Mechanisms of Direct Radiation Damage to DNA: The Effect of Base Sequence on Base End Products

It has been generally assumed that product formation in DNA damaged by ionizing radiation is relatively independent of base sequence, i.e., that the yield of a given product depends primarily on the chemical properties of each DNA constituent and not on its base sequence context.

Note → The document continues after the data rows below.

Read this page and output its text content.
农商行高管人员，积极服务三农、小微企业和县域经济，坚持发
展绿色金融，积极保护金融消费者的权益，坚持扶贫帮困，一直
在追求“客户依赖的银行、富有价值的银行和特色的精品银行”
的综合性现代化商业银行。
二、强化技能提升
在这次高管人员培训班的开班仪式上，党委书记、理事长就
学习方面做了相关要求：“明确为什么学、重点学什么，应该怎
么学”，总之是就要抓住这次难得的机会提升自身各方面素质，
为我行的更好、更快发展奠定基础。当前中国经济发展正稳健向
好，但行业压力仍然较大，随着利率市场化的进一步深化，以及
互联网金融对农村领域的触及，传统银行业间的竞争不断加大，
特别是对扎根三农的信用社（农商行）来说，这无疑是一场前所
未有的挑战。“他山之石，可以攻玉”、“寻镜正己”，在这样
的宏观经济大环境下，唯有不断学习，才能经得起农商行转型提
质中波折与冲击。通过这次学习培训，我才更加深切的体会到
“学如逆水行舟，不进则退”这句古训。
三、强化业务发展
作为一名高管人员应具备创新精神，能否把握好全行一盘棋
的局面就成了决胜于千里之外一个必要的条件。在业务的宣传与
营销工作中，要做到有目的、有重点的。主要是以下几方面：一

We examined this assumption by comparing direct-type end products produced in films of d(CTCTCGAGAG)(2) with those produced in films of d(GCACGCGTGC)(2). Here we report the product yields in d(CTCTCGAGAG)(2) hydrated to Gamma = 2.5 and 15, where Gamma is the hydration level given in moles of H(2)O/mole of nucleotide. Of the 17 products monitored by GC/MS, seven exhibited statistically significant yields: 8-oxoGua, 8-oxoAde, 5-OHMeUra, 5,6-diHUra, 5,6-diHThy, 5-OHCyt, and 5-OHUra. These yields at Gamma = 2.5 are compared with the yields from our previously reported study of d(GCACGCGTGC)(2) (after projecting the yields to a CG/AT ratio of 1). The ratio of projected yields, d(CTCTCGAGAG)(2) divided by d(GCACGCGTGC)(2), are 1.3 +/- 0.9, 1.8 +/- 0.3, 1.6 +/- 0.6, 11.4 +/- 4.7, 0.2 +/- 0.1, >28, and 0.8 +/- 1.1, respectively. Considering just d(CTCTCGAGAG)(2), the ratios of yields at Gamma = 2.5 divided by yields at Gamma = 15 are 0.7 +/- 0.2, 0.5 +/- 0.1, 2.3 +/- 4.0, 3.4 +/- 1.2, 3.5 +/- 3.3, 1.2 +/- 0.2, and 0.4 +/- 0.2, respectively. The effects of sequence and hydration on base product yields are explained by a working model emphasizing the difference between two distinctly different types of reaction: (i) radical reactions that progress to nonradical intermediates and product prior to dissolution and (ii) reactions that stem from radicals trapped in the solid state at room temperature that go onto yield nonradical product after sample dissolution. Based on these findings, insights into rates of hole and excess electron-transfer: relative to rites of proton transfer are discussed.